6. There is no documentation indicating the facility medication management plan has been reviewed since 02/01/2018.

Plan of Correction: The administrator will ensure the medication management plan is followed regarding new orders and a change in orders. The plan will be reviewed with all staff who administer medications and documented in the staff file. The administrator will ensure all new staff who are qualified to administer medications are oriented to the facility's medication management plan. Resident 12 is no longer in the facility.

Standard #: 22VAC40-73-680-D
Complaint related: No
Description: Based on record review, the facility failed to administer medications in accordance with the physician's or other prescriber's instructions and consistent with the standards of practice outlined in the current registered medication aide curriculum approved by the Virginia Board of Nursing.
EVIDENCE:
1. Resident 1 has the following order: C/DOPA-L/DOPA 25-100 TB-Take one tablet by mouth four times a day for Parkinson's.

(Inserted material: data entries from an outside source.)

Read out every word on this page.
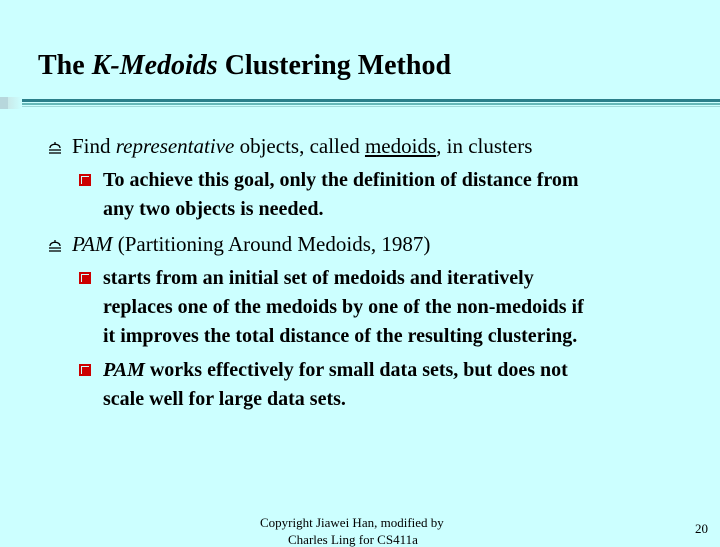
The K-Medoids Clustering Method
Find representative objects, called medoids, in clusters
To achieve this goal, only the definition of distance from
any two objects is needed.
PAM (Partitioning Around Medoids, 1987)
starts from an initial set of medoids and iteratively
replaces one of the medoids by one of the non-medoids if
it improves the total distance of the resulting clustering.
PAM works effectively for small data sets, but does not
scale well for large data sets.
Copyright Jiawei Han, modified by
Charles Ling for CS411a
20
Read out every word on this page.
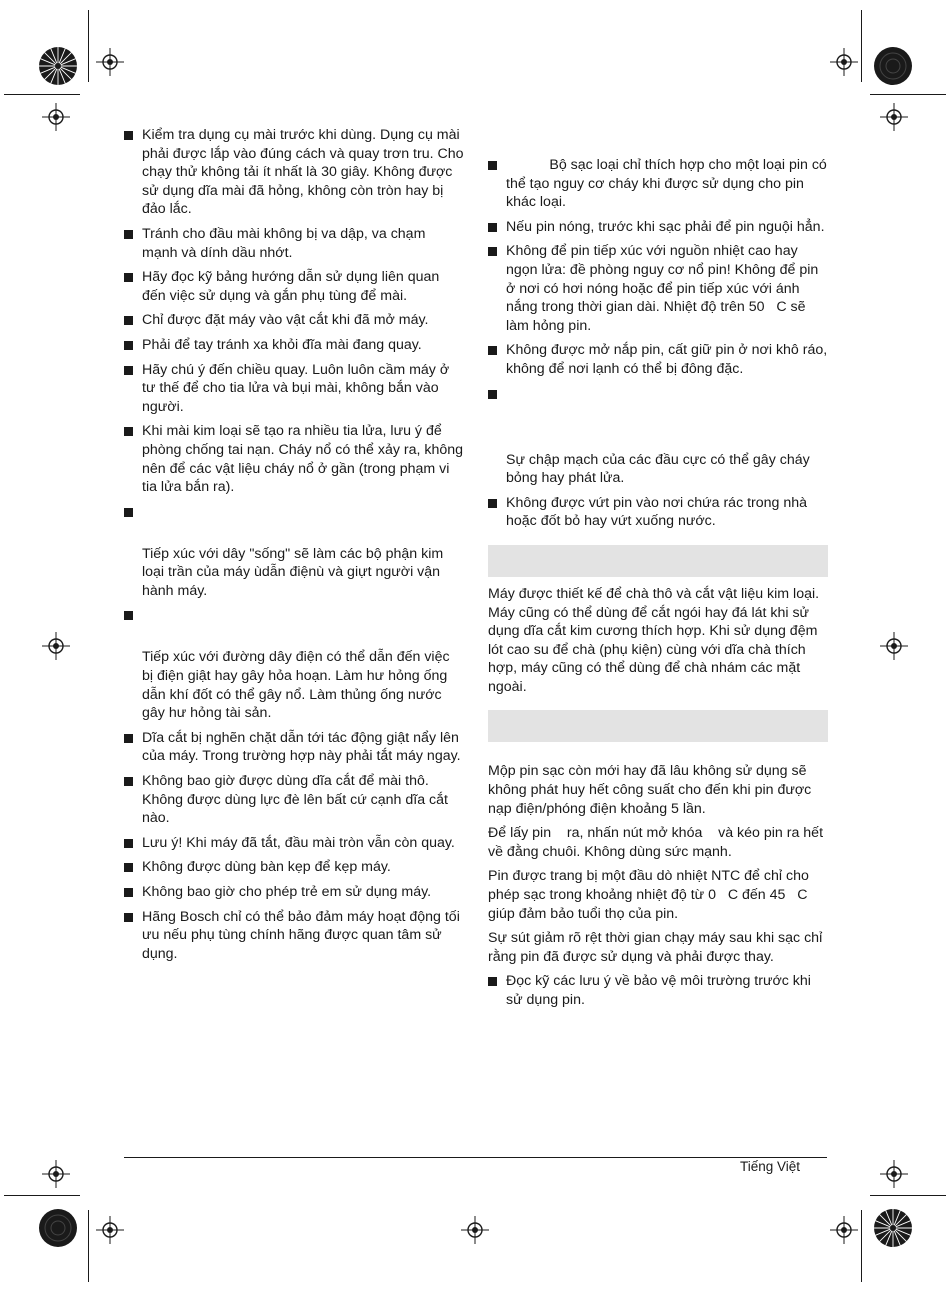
Kiểm tra dụng cụ mài trước khi dùng. Dụng cụ mài phải được lắp vào đúng cách và quay trơn tru. Cho chạy thử không tải ít nhất là 30 giây. Không được sử dụng dĩa mài đã hỏng, không còn tròn hay bị đảo lắc.
Tránh cho đầu mài không bị va dập, va chạm mạnh và dính dầu nhớt.
Hãy đọc kỹ bảng hướng dẫn sử dụng liên quan đến việc sử dụng và gắn phụ tùng để mài.
Chỉ được đặt máy vào vật cắt khi đã mở máy.
Phải để tay tránh xa khỏi đĩa mài đang quay.
Hãy chú ý đến chiều quay. Luôn luôn cầm máy ở tư thế để cho tia lửa và bụi mài, không bắn vào người.
Khi mài kim loại sẽ tạo ra nhiều tia lửa, lưu ý để phòng chống tai nạn. Cháy nổ có thể xảy ra, không nên để các vật liệu cháy nổ ở gần (trong phạm vi tia lửa bắn ra).
Tiếp xúc với dây "sống" sẽ làm các bộ phận kim loại trần của máy ùdẫn điệnù và giựt người vận hành máy.
Tiếp xúc với đường dây điện có thể dẫn đến việc bị điện giật hay gây hỏa hoạn. Làm hư hỏng ống dẫn khí đốt có thể gây nổ. Làm thủng ống nước gây hư hỏng tài sản.
Dĩa cắt bị nghẽn chặt dẫn tới tác động giật nẩy lên của máy. Trong trường hợp này phải tắt máy ngay.
Không bao giờ được dùng dĩa cắt để mài thô. Không được dùng lực đè lên bất cứ cạnh dĩa cắt nào.
Lưu ý! Khi máy đã tắt, đầu mài tròn vẫn còn quay.
Không được dùng bàn kẹp để kẹp máy.
Không bao giờ cho phép trẻ em sử dụng máy.
Hãng Bosch chỉ có thể bảo đảm máy hoạt động tối ưu nếu phụ tùng chính hãng được quan tâm sử dụng.
Bộ sạc loại chỉ thích hợp cho một loại pin có thể tạo nguy cơ cháy khi được sử dụng cho pin khác loại.
Nếu pin nóng, trước khi sạc phải để pin nguội hẳn.
Không để pin tiếp xúc với nguồn nhiệt cao hay ngọn lửa: đề phòng nguy cơ nổ pin! Không để pin ở nơi có hơi nóng hoặc để pin tiếp xúc với ánh nắng trong thời gian dài. Nhiệt độ trên 50   C sẽ làm hỏng pin.
Không được mở nắp pin, cất giữ pin ở nơi khô ráo, không để nơi lạnh có thể bị đông đặc.
Sự chập mạch của các đầu cực có thể gây cháy bỏng hay phát lửa.
Không được vứt pin vào nơi chứa rác trong nhà hoặc đốt bỏ hay vứt xuống nước.
Máy được thiết kế để chà thô và cắt vật liệu kim loại. Máy cũng có thể dùng để cắt ngói hay đá lát khi sử dụng dĩa cắt kim cương thích hợp. Khi sử dụng đệm lót cao su để chà (phụ kiện) cùng với dĩa chà thích hợp, máy cũng có thể dùng để chà nhám các mặt ngoài.
Mộp pin sạc còn mới hay đã lâu không sử dụng sẽ không phát huy hết công suất cho đến khi pin được nạp điện/phóng điện khoảng 5 lần.
Để lấy pin    ra, nhấn nút mở khóa    và kéo pin ra hết về đằng chuôi. Không dùng sức mạnh.
Pin được trang bị một đầu dò nhiệt NTC để chỉ cho phép sạc trong khoảng nhiệt độ từ 0   C đến 45   C giúp đảm bảo tuổi thọ của pin.
Sự sút giảm rõ rệt thời gian chạy máy sau khi sạc chỉ rằng pin đã được sử dụng và phải được thay.
Đọc kỹ các lưu ý về bảo vệ môi trường trước khi sử dụng pin.
Tiếng Việt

2. The Medication Administration Record (MAR) for resident 1 indicates medication was not administered on 06/03/21 at 5:00pm "order needing clarification"; 06/03/21 at 8:00pm "medication not available"; 06/05/21 at 8:00pm "order needing clarification"; 06/06/21 at 5:00pm "order needing clarification"; 06/6/21 at 8:00pm "order needing clarification; 06/07/21 at 7:00am "order needing clarification"; 06/07/21 at 11:00am "order needing clarification"; 06/21/21 at 8:00pm "medication not available"

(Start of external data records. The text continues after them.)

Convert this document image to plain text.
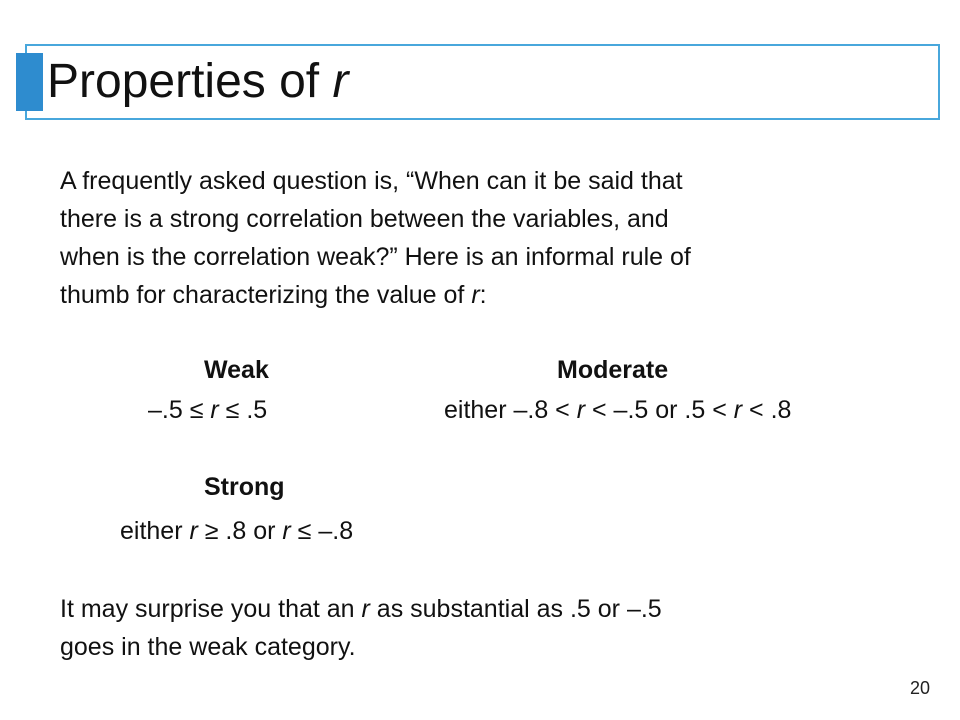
Properties of r

A frequently asked question is, “When can it be said that
there is a strong correlation between the variables, and
when is the correlation weak?” Here is an informal rule of
thumb for characterizing the value of r:

Weak
–.5 ≤ r ≤ .5
Moderate
either –.8 < r < –.5 or .5 < r < .8
Strong
either r ≥ .8 or r ≤ –.8

It may surprise you that an r as substantial as .5 or –.5
goes in the weak category.

20
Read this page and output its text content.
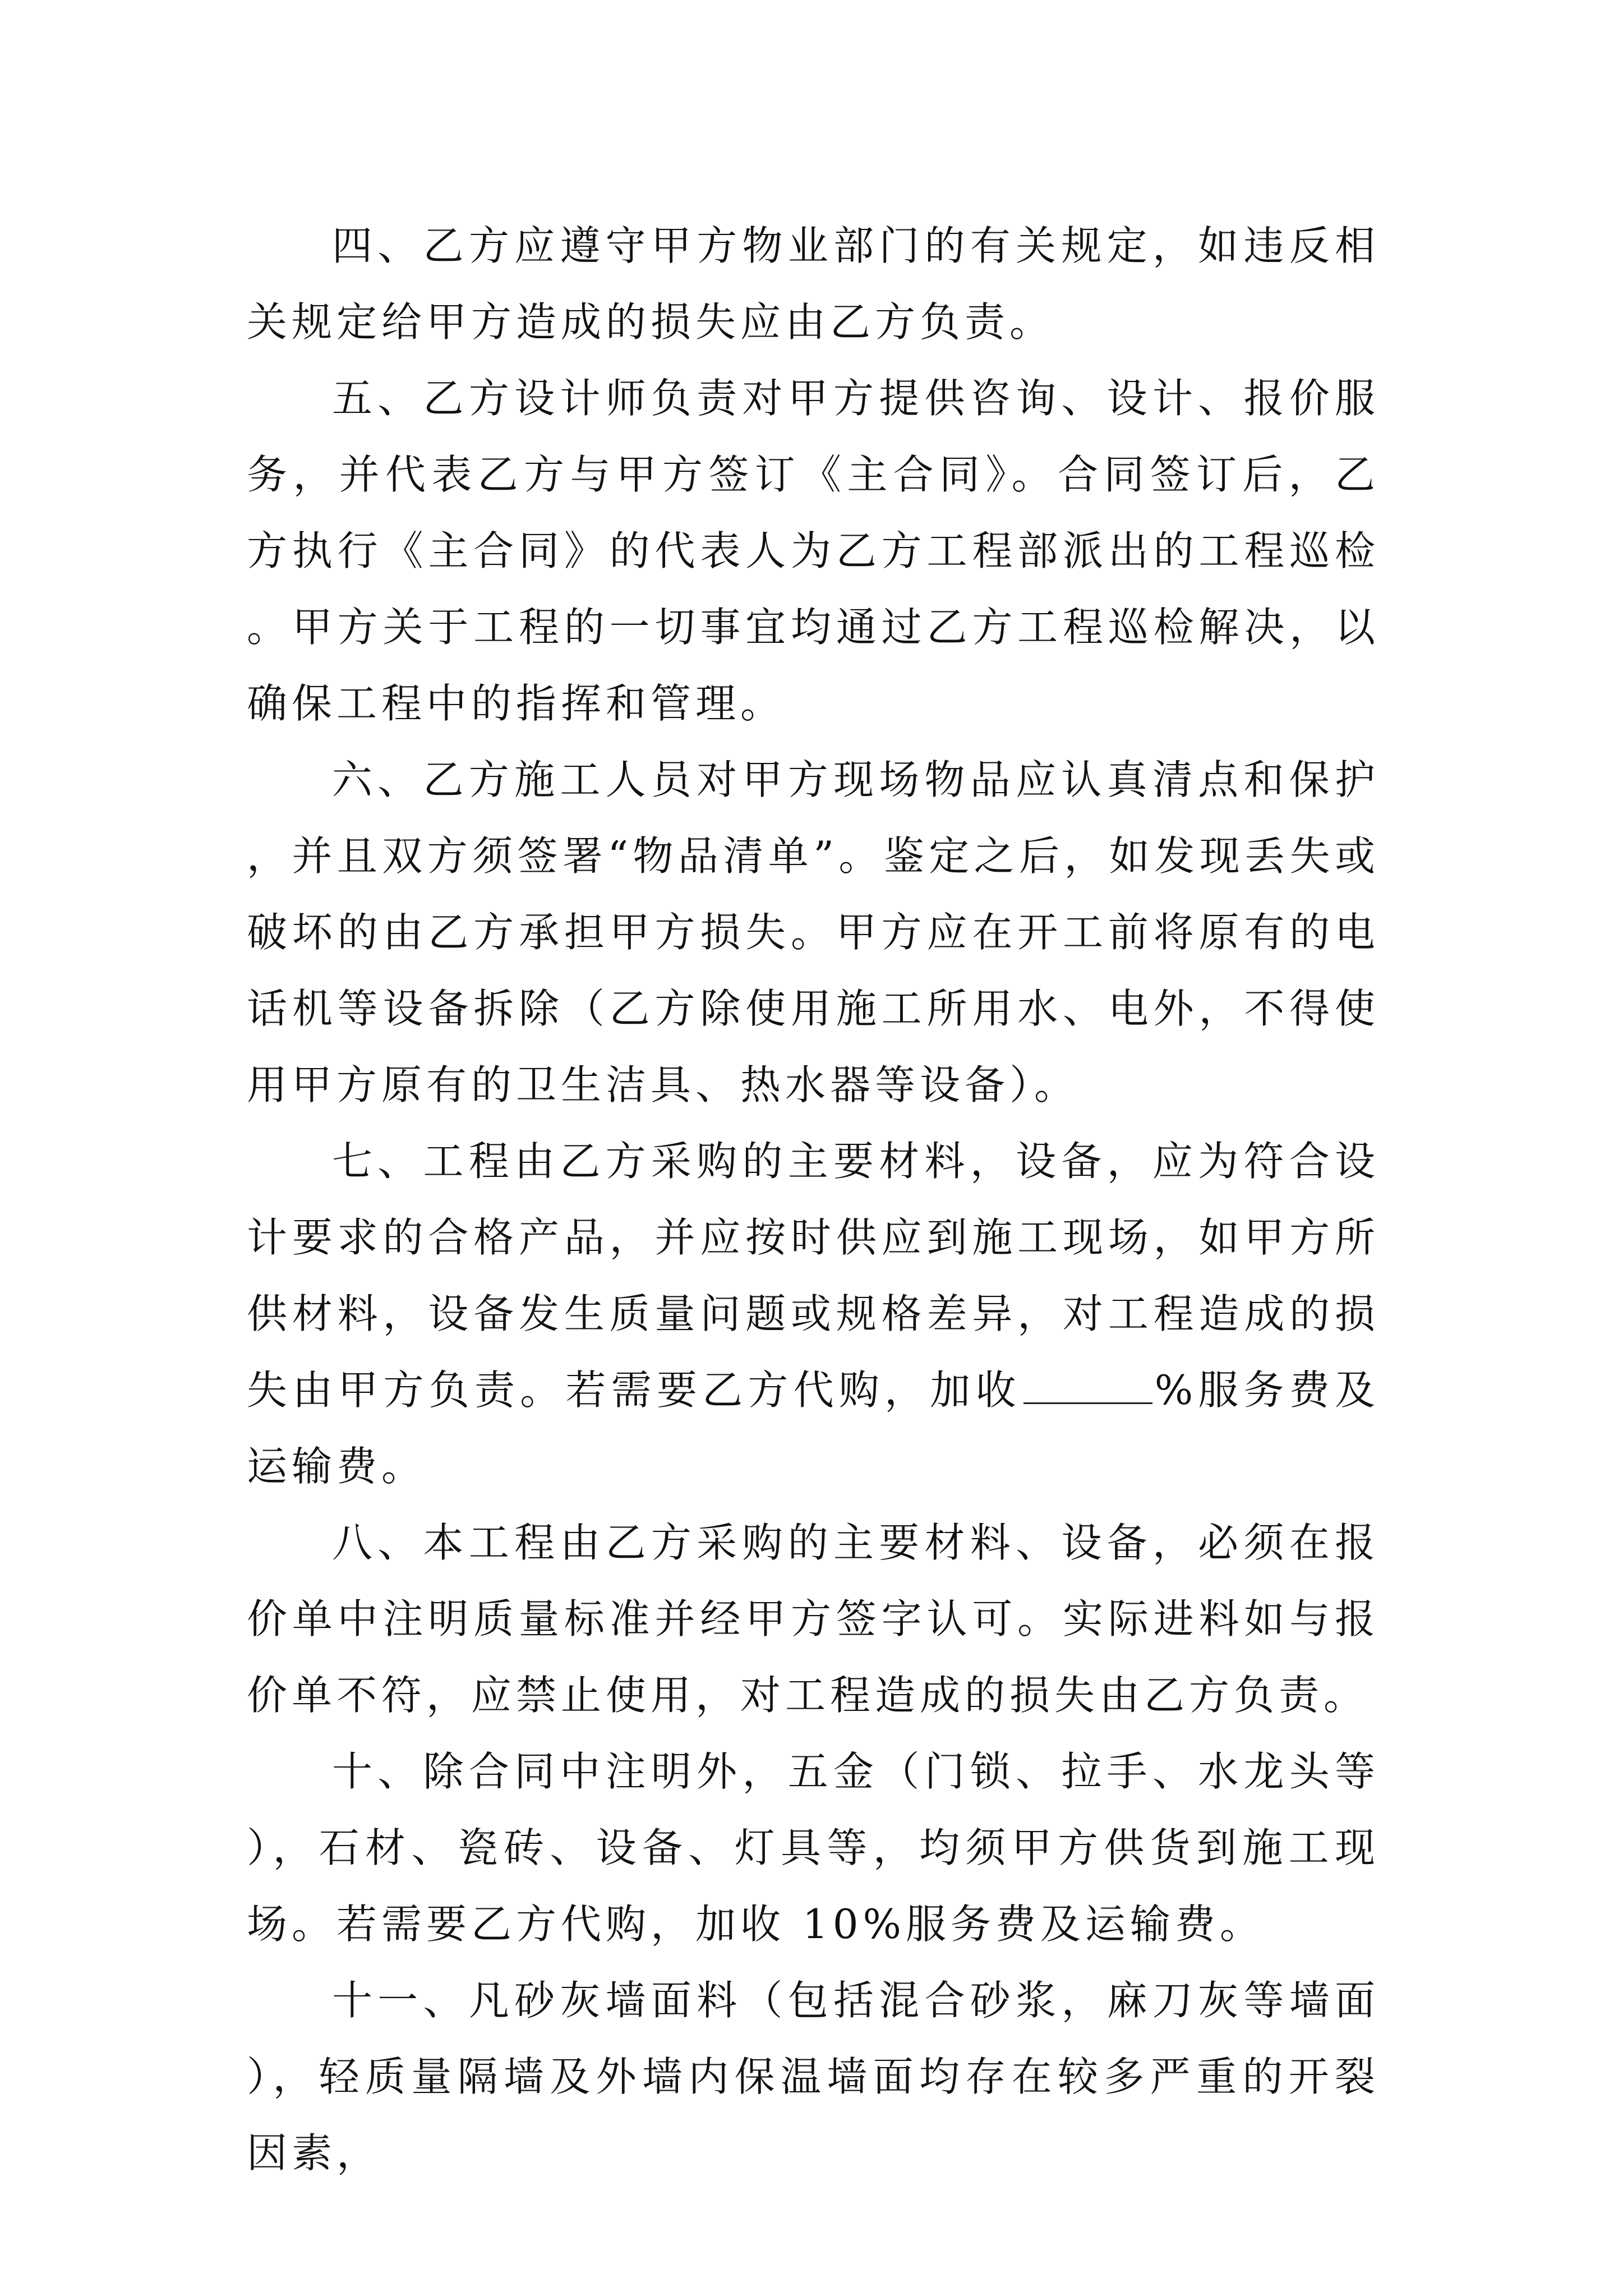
四、乙方应遵守甲方物业部门的有关规定，如违反相关规定给甲方造成的损失应由乙方负责。

五、乙方设计师负责对甲方提供咨询、设计、报价服务，并代表乙方与甲方签订《主合同》。合同签订后，乙方执行《主合同》的代表人为乙方工程部派出的工程巡检。甲方关于工程的一切事宜均通过乙方工程巡检解决，以确保工程中的指挥和管理。

六、乙方施工人员对甲方现场物品应认真清点和保护，并且双方须签署“物品清单”。鉴定之后，如发现丢失或破坏的由乙方承担甲方损失。甲方应在开工前将原有的电话机等设备拆除（乙方除使用施工所用水、电外，不得使用甲方原有的卫生洁具、热水器等设备）。

七、工程由乙方采购的主要材料，设备，应为符合设计要求的合格产品，并应按时供应到施工现场，如甲方所供材料，设备发生质量问题或规格差异，对工程造成的损失由甲方负责。若需要乙方代购，加收	%服务费及运输费。

八、本工程由乙方采购的主要材料、设备，必须在报价单中注明质量标准并经甲方签字认可。实际进料如与报价单不符，应禁止使用，对工程造成的损失由乙方负责。

十、除合同中注明外，五金（门锁、拉手、水龙头等），石材、瓷砖、设备、灯具等，均须甲方供货到施工现场。若需要乙方代购，加收 10%服务费及运输费。

十一、凡砂灰墙面料（包括混合砂浆，麻刀灰等墙面），轻质量隔墙及外墙内保温墙面均存在较多严重的开裂因素，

3. Resident 1 has the following order: Hydrazaline 10mg tablet-Take one tablet by mouth every day as needed to systolic blood pressure greater than 180. The facility Resident Incident/Accident Report dated 06/21/2021 at 7:00pm for resident 1 indicates resident had scraped knees and blood pressure reading of 186/78. There is no documentation of Hydrazaline being administered on 06/21/2021.

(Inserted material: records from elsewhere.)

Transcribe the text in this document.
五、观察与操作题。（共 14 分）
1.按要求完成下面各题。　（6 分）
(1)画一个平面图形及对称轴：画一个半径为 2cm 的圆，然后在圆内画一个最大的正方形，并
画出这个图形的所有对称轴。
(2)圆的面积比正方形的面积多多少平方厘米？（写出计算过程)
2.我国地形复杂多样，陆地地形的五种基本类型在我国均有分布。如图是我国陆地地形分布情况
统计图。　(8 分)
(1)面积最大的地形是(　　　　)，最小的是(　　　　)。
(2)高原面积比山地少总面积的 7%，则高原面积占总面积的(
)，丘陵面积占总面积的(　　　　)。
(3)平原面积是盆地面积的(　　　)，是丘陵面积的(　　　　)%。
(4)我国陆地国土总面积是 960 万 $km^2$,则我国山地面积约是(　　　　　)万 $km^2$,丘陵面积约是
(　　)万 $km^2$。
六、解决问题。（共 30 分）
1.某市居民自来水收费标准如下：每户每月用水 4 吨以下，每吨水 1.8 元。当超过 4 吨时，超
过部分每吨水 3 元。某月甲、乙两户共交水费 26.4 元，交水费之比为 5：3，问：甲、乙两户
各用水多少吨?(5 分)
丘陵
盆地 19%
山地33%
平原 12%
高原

Plan of Correction: The administrator will have a licensed health care professional complete a medication administration observation on each staff who are qualified to administer medications and going forward, this will be completed quarterly. The administrator or licensed health care professional will review the Medication Administration Records (MARs) weekly for the first month and thereafter, monthly.

Disclaimer:
This information is provided by the Virginia Department of Social Services, which neither endorses any facility nor guarantees that the information is complete. It should not be used as the sole source in evaluating and/or selecting a facility.